De Klassieke Oudheid
De Europese en Amerikaanse cultuur heeft zijn wortels in de oude Oosterse
cultuur: wiskunde, kalender, astronomie etc. Denk hierbij aan Italië, Griekenland
en Egypte. Er zijn vier soorten van bewijs voor onderzoek naar de historische
muziek:
1. Fysieke overblijfsels: instrumenten, uitvoeringsruimten
2. Visuele afbeeldingen: muzikanten, instrumenten
3. Teksten
4. Muziek zelf
Voor de Oudheid..
Stenen tijdperk: In het stenen tijdperk maakte men al instrumenten. Dit
weten we aan de hand van muurschilderingen (bewijs 2) en gevonden
instrumenten (bewijs 1).
Bronzen tijdperk: In het bronzen tijdperk begonnen ze met het maken van
metalen instrumenten. Rond deze tijd ontstonden ook de eerste
snaarinstrumenten.
Tijdens deze twee tijden was er nog geen sprake van geschreven bronnen.
Pas na de prehistorie ging men dingen opschrijven. Bewijs nummer 3
ontstond.
Muziek in het oude Mesopotamië
Mesopotamië is het land dat ligt tussen de rivieren de Tigris en de Eufraat (nu
deel van Irak en Syrië).
Hier ontstonden langzamerhand steden.
In deze steden zijn veel tabletten gevonden waaronder sommigen over muziek.
In combinatie met de tekeningen op de muren kunnen we veel over de
instrumenten te weten komen. We weten dan niet alleen hoe ze eruit zien, maar
ook hoe ze bespeeld worden.
Tijdlijn:
+/- 2500 v. Chr. : woordenlijsten met muziektermen zijn gevonden
+/- 2300 v. Chr : teksten van de Hymnen van Enheduanna (priester) zijn
gevonden op tabletten
Hymnen = gezangen voor/naar God
+/- 1800 v. Chr. : Babylonische muzikanten gaan hun muziek opschrijven
o Stemming, uitvoeringstechnieken en genres
1
, oDiatonische toonladders met 7 tonen --> beïnvloed door de Griekse
muziek
+/- 1400-1250 v. Chr.: het oudste genoteerde muziekstuk
Griekse Oudheid
Het oude Griekenland is de oudste beschaving waar genoeg bewijs van is op
muzikaal gebied.
Instrumenten
De belangrijkste instrumenten zijn: aulos, lyre en kithare.

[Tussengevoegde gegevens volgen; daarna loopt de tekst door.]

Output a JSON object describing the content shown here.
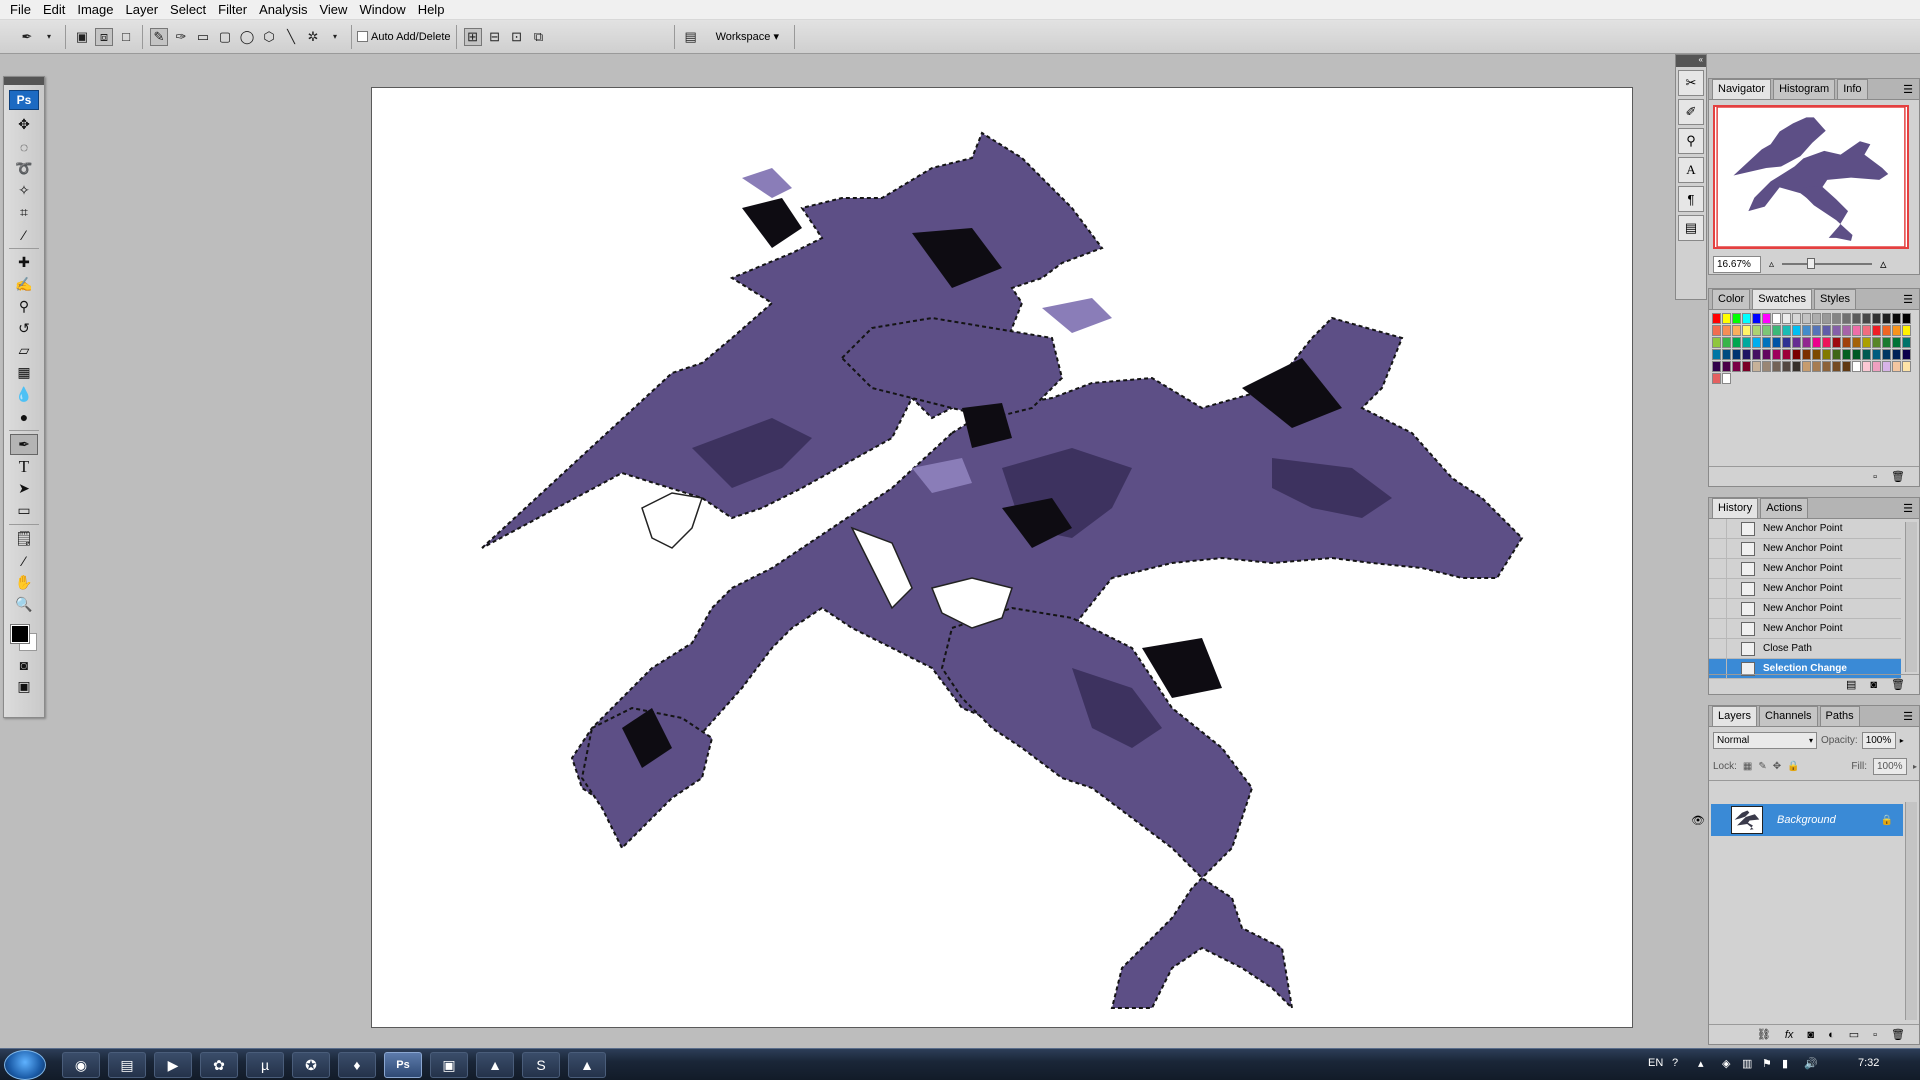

Ze gebruikten ook harpen, pijpen, hoorns, een vroege vorm van het orgel en
percussie
Aulos: een fluit bestaand uit twee delen + vingergaten + een mondstuk
met riet.
o Dionysus: God van vruchtbaarheid en wijn.
Lyre: zeven snaren, plectrum.
o Apollo: God van het licht, profetie, leren, kunst en muziek en poëzie
Kithare: een grote lyre
De oude grieken speelde vooral uit hun hoofd en improviseerde hierop. De
muzikanten waren vaak arm en van een lage status.
Muzikale denken
Doordat er in de Griekse tijd veel is opgeschreven weten we nu veel over deze
beschaving. We kennen twee manieren waarop over muziek geschreven werd:
1) Fylosofisch leerstellingen over de aard van muziek, zijn effecten en
gebruik.
Plato - Republic en Timaeus
Aristoteles - Politics
2) Systematische omschrijven over de materialen van de instrumenten = nu
muziektheorie.
Pythagoras
Quintilianus
Grieken zagen muzikanten als goden en halfgoden. Muziek was voor hen een
kunstvorm en een wetenschap.
Melos = muziek als een uitvoerende kunst. Later werd dit melodie
genoemd.Deze melodie was altijd monofoon (= één melodielijn).